Les soldats anglais sont arrivés à Arras en toute discrétion et sans imaginer quel serait leur cantonnement :

« Au niveau de la rue Saumon, nous avons passé la « porte de fer », un trou creusé dans la fortification Vauban. Ma compagnie est descendue au moins vingt mètres plus bas, longeant des murs humides et froids par un escalier en brique pour atteindre un tunnel d’égout. Puis à la lueur d’un morceau de bougie qu’on nous avait fourni à l’entrée, nous avons marché pendant des kilomètres, rejoignant un labyrinthe de carrières et de boyaux artificiels construits perpendiculairement à la ligne de front.

Nous sommes passés en procession devant des cavités remplies de nourriture et de munitions, avant d’arriver dans le quartier destiné à ma compagnie, que nous indiqua un scout. Wellington, la carrière Wellington, c’est là que je suis cantonné désormais.

J’ignore quel jour aura lieu l’attaque, je sais seulement qu’être positionné sous cette ville nous évitera de traverser le no man’s land le jour J.

Des tunnels d’assaut déjà forés demeureront bouchés jusqu’au grand jour. Alors, après une succession d’explosions de mines, nous grimperons quatre à quatre les marches taillées dans la pierre et passerons les trappes qui nous séparent de la surface. C’est de là que nous jaillirons pour surprendre l’ennemi. C’est de là que des milliers de soldats s’élanceront. »
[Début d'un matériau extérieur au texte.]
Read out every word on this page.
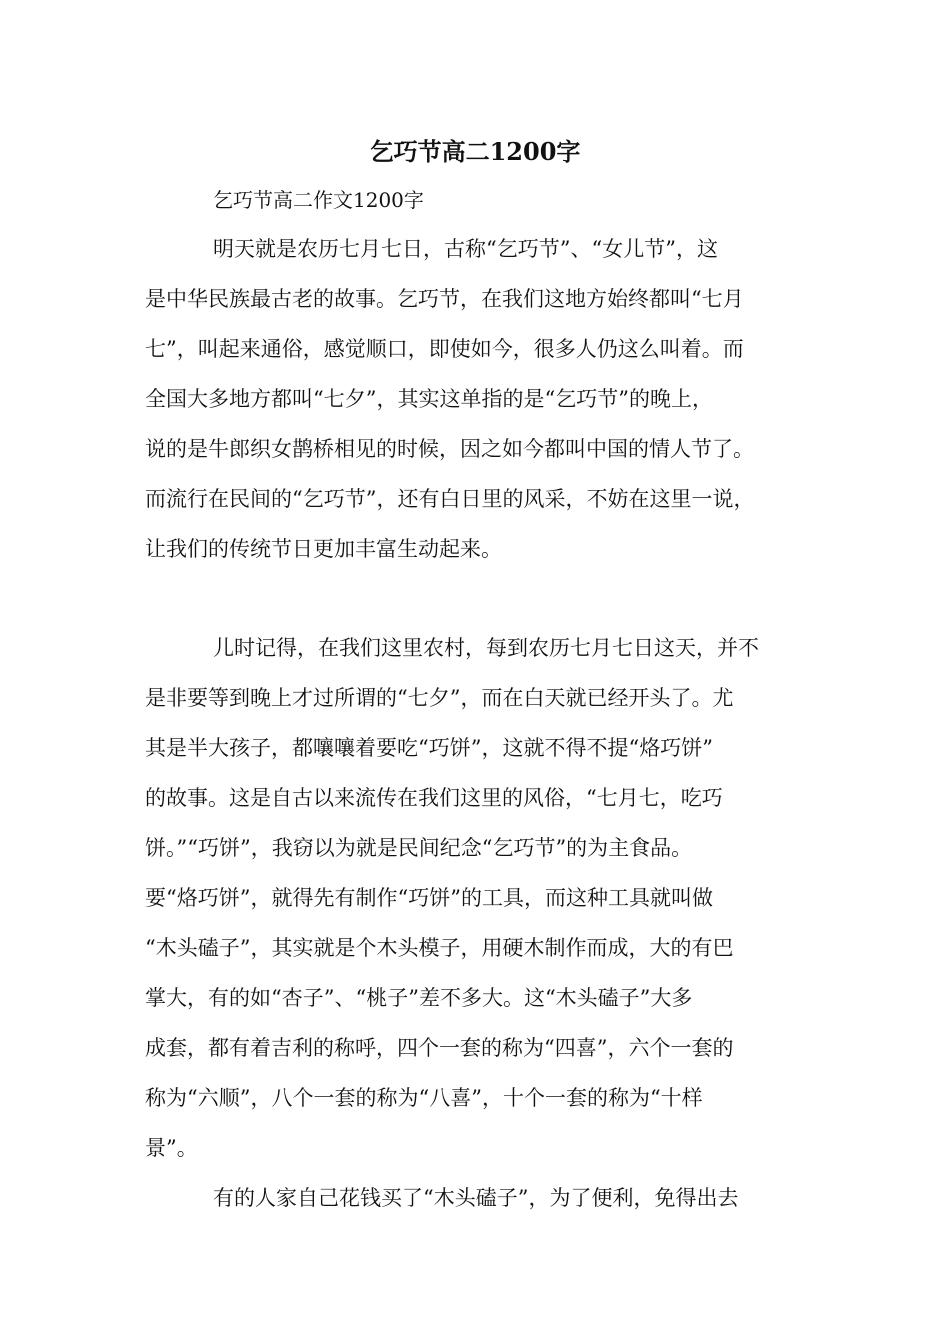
乞巧节高二1200字

乞巧节高二作文1200字

明天就是农历七月七日，古称“乞巧节”、“女儿节”，这

是中华民族最古老的故事。乞巧节，在我们这地方始终都叫“七月

七”，叫起来通俗，感觉顺口，即使如今，很多人仍这么叫着。而

全国大多地方都叫“七夕”，其实这单指的是“乞巧节”的晚上，

说的是牛郎织女鹊桥相见的时候，因之如今都叫中国的情人节了。

而流行在民间的“乞巧节”，还有白日里的风采，不妨在这里一说，

让我们的传统节日更加丰富生动起来。

儿时记得，在我们这里农村，每到农历七月七日这天，并不

是非要等到晚上才过所谓的“七夕”，而在白天就已经开头了。尤

其是半大孩子，都嚷嚷着要吃“巧饼”，这就不得不提“烙巧饼”

的故事。这是自古以来流传在我们这里的风俗，“七月七，吃巧

饼。”“巧饼”，我窃以为就是民间纪念“乞巧节”的为主食品。

要“烙巧饼”，就得先有制作“巧饼”的工具，而这种工具就叫做

“木头磕子”，其实就是个木头模子，用硬木制作而成，大的有巴

掌大，有的如“杏子”、“桃子”差不多大。这“木头磕子”大多

成套，都有着吉利的称呼，四个一套的称为“四喜”，六个一套的

称为“六顺”，八个一套的称为“八喜”，十个一套的称为“十样

景”。

有的人家自己花钱买了“木头磕子”，为了便利，免得出去
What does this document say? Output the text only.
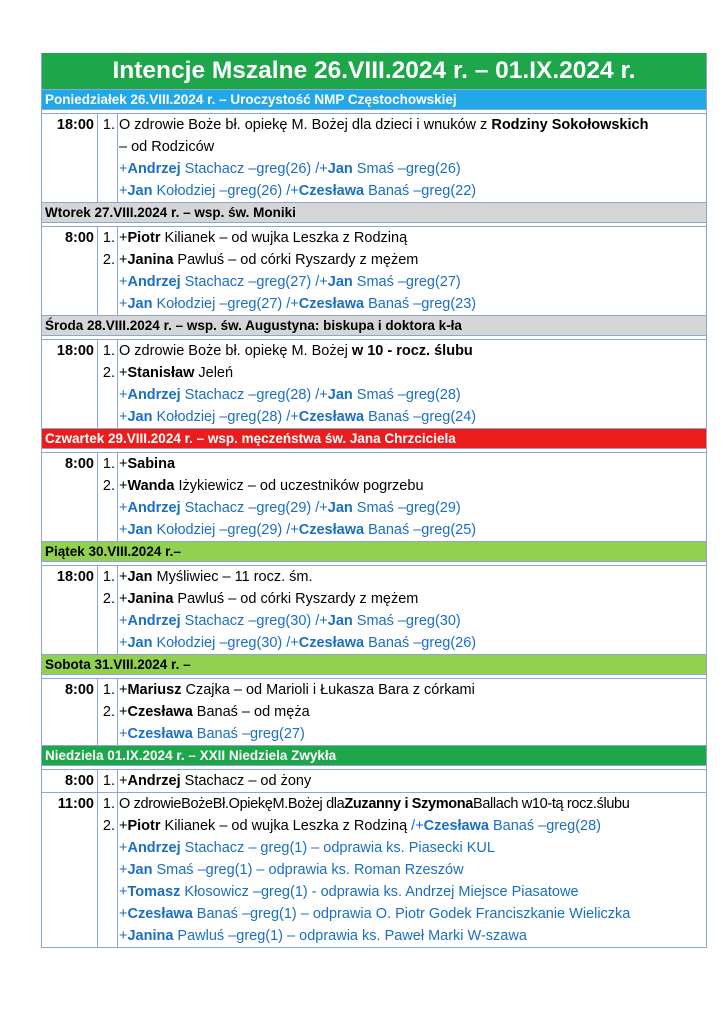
Intencje Mszalne 26.VIII.2024 r. – 01.IX.2024 r.
Poniedziałek 26.VIII.2024 r. – Uroczystość NMP Częstochowskiej
18:00 1. O zdrowie Boże bł. opiekę M. Bożej dla dzieci i wnuków z Rodziny Sokołowskich
– od Rodziców
+Andrzej Stachacz –greg(26) /+Jan Smaś –greg(26)
+Jan Kołodziej –greg(26) /+Czesława Banaś –greg(22)
Wtorek 27.VIII.2024 r. – wsp. św. Moniki
8:00 1.
2.
+Piotr Kilianek – od wujka Leszka z Rodziną
+Janina Pawluś – od córki Ryszardy z mężem
+Andrzej Stachacz –greg(27) /+Jan Smaś –greg(27)
+Jan Kołodziej –greg(27) /+Czesława Banaś –greg(23)
Środa 28.VIII.2024 r. – wsp. św. Augustyna: biskupa i doktora k-ła
18:00 1.
2.
O zdrowie Boże bł. opiekę M. Bożej w 10 - rocz. ślubu
+Stanisław Jeleń
+Andrzej Stachacz –greg(28) /+Jan Smaś –greg(28)
+Jan Kołodziej –greg(28) /+Czesława Banaś –greg(24)
Czwartek 29.VIII.2024 r. – wsp. męczeństwa św. Jana Chrzciciela
8:00 1.
2.
+Sabina
+Wanda Iżykiewicz – od uczestników pogrzebu
+Andrzej Stachacz –greg(29) /+Jan Smaś –greg(29)
+Jan Kołodziej –greg(29) /+Czesława Banaś –greg(25)
Piątek 30.VIII.2024 r.–
18:00 1.
2.
+Jan Myśliwiec – 11 rocz. śm.
+Janina Pawluś – od córki Ryszardy z mężem
+Andrzej Stachacz –greg(30) /+Jan Smaś –greg(30)
+Jan Kołodziej –greg(30) /+Czesława Banaś –greg(26)
Sobota 31.VIII.2024 r. –
8:00 1.
2.
+Mariusz Czajka – od Marioli i Łukasza Bara z córkami
+Czesława Banaś – od męża
+Czesława Banaś –greg(27)
Niedziela 01.IX.2024 r. – XXII Niedziela Zwykła
8:00 1. +Andrzej Stachacz – od żony
11:00 1.
2.
O zdrowieBożeBł.OpiekęM.Bożej dlaZuzanny i SzymonaBallach w10-tą rocz.ślubu
+Piotr Kilianek – od wujka Leszka z Rodziną /+Czesława Banaś –greg(28)
+Andrzej Stachacz – greg(1) – odprawia ks. Piasecki KUL
+Jan Smaś –greg(1) – odprawia ks. Roman Rzeszów
+Tomasz Kłosowicz –greg(1) - odprawia ks. Andrzej Miejsce Piasatowe
+Czesława Banaś –greg(1) – odprawia O. Piotr Godek Franciszkanie Wieliczka
+Janina Pawluś –greg(1) – odprawia ks. Paweł Marki W-szawa
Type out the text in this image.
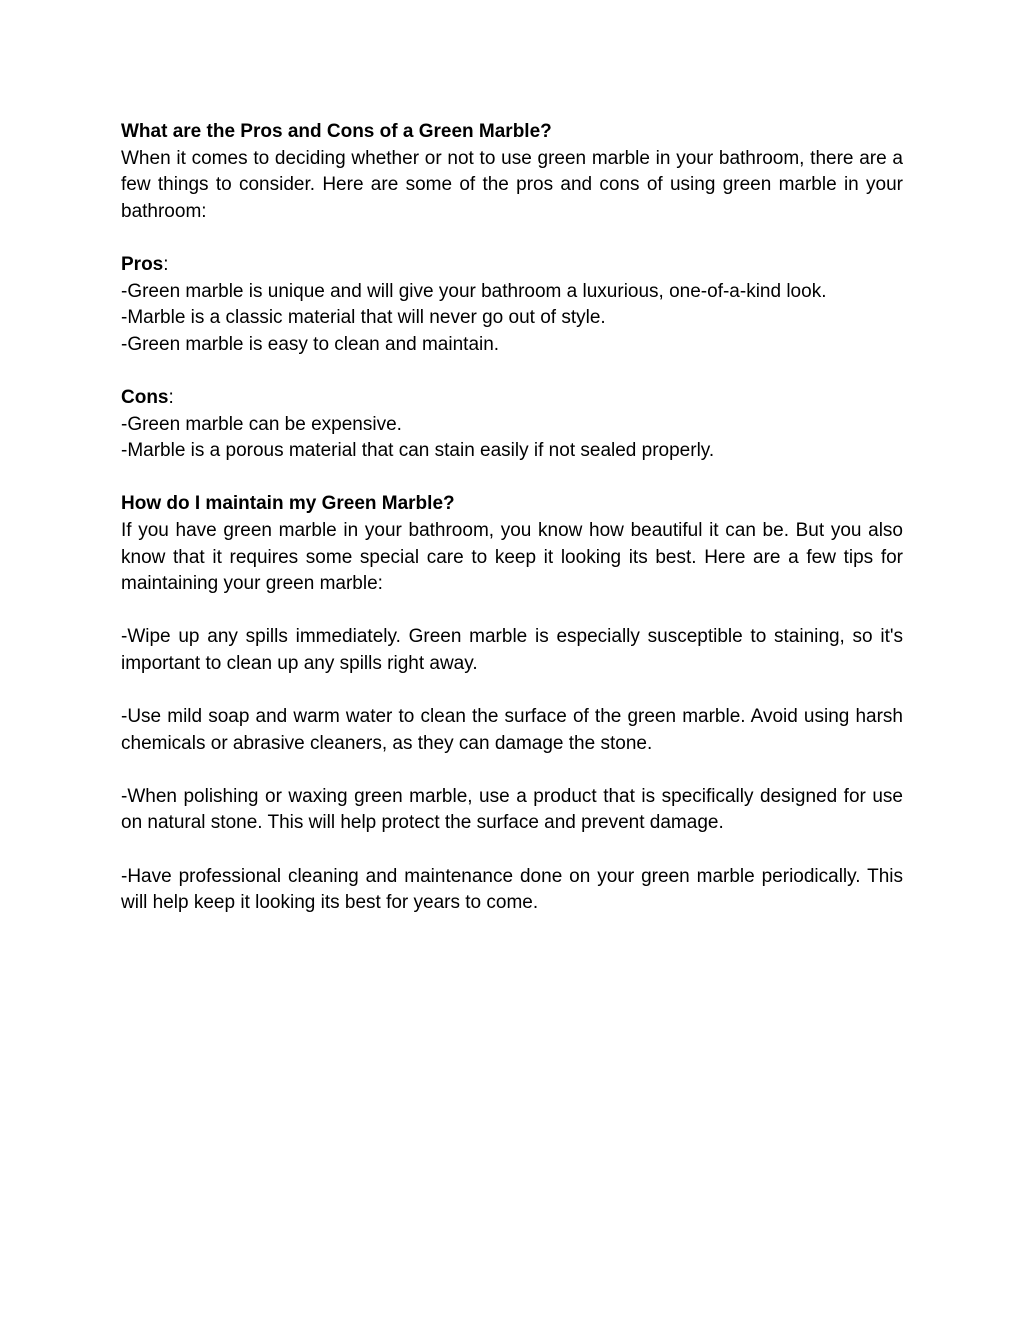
What are the Pros and Cons of a Green Marble?

When it comes to deciding whether or not to use green marble in your bathroom, there are a few things to consider. Here are some of the pros and cons of using green marble in your bathroom:

Pros:

-Green marble is unique and will give your bathroom a luxurious, one-of-a-kind look.

-Marble is a classic material that will never go out of style.

-Green marble is easy to clean and maintain.

Cons:

-Green marble can be expensive.

-Marble is a porous material that can stain easily if not sealed properly.

How do I maintain my Green Marble?

If you have green marble in your bathroom, you know how beautiful it can be. But you also know that it requires some special care to keep it looking its best. Here are a few tips for maintaining your green marble:

-Wipe up any spills immediately. Green marble is especially susceptible to staining, so it's important to clean up any spills right away.

-Use mild soap and warm water to clean the surface of the green marble. Avoid using harsh chemicals or abrasive cleaners, as they can damage the stone.

-When polishing or waxing green marble, use a product that is specifically designed for use on natural stone. This will help protect the surface and prevent damage.

-Have professional cleaning and maintenance done on your green marble periodically. This will help keep it looking its best for years to come.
La bataille aura lieu le 9 avril 1917 et la carrière Wellington peut désormais être visitée. « Abandonnée en 1919, elle servira d’abri durant la Seconde Guerre mondiale puis sera oubliée jusqu’à sa redécouverte en 1990 par l’archéologue Alain Jacques » (cf. p.103) qui nous l’explique en fin d’ouvrage :

« Les troupes britanniques qui se sont relayées dans cet immense abri nous ont laissé des milliers de graffitis. Ces écrits et dessins témoignent de leur passage et nous renseignent sur l’état d’esprit qui régnait en ces lieux à la veille des combats.

(…) Parmi les dessins découverts, un portrait de jeune femme a particulièrement attiré l’attention de mon équipe de recherche. L’apparition dans le faisceau de la lampe électrique de ce visage gracieux, éclairé d’un léger sourire, ainsi que la discussion qui s’en est ensuivie, sont restés dans notre mémoire.

Qui était-elle ?

Quel souvenir cette jeune femme avait pu laisser à ce soldat pour qu’il ressente l’envie de la dessiner ?

Avait-il simplement le besoin de sentir ce regard féminin et bienveillant posé sur lui en attendant les épreuves qu’il devrait endurer lors de l’offensive à venir ? » (pp. 105-107)

Dorothée PIATEK, en rédigeant ce court mais sensible roman, nous confie son hypothèse. Jérémy MONCHEAUX l’a illustrée.

 

 

 

« Ernest. Souvenirs de Cilicie »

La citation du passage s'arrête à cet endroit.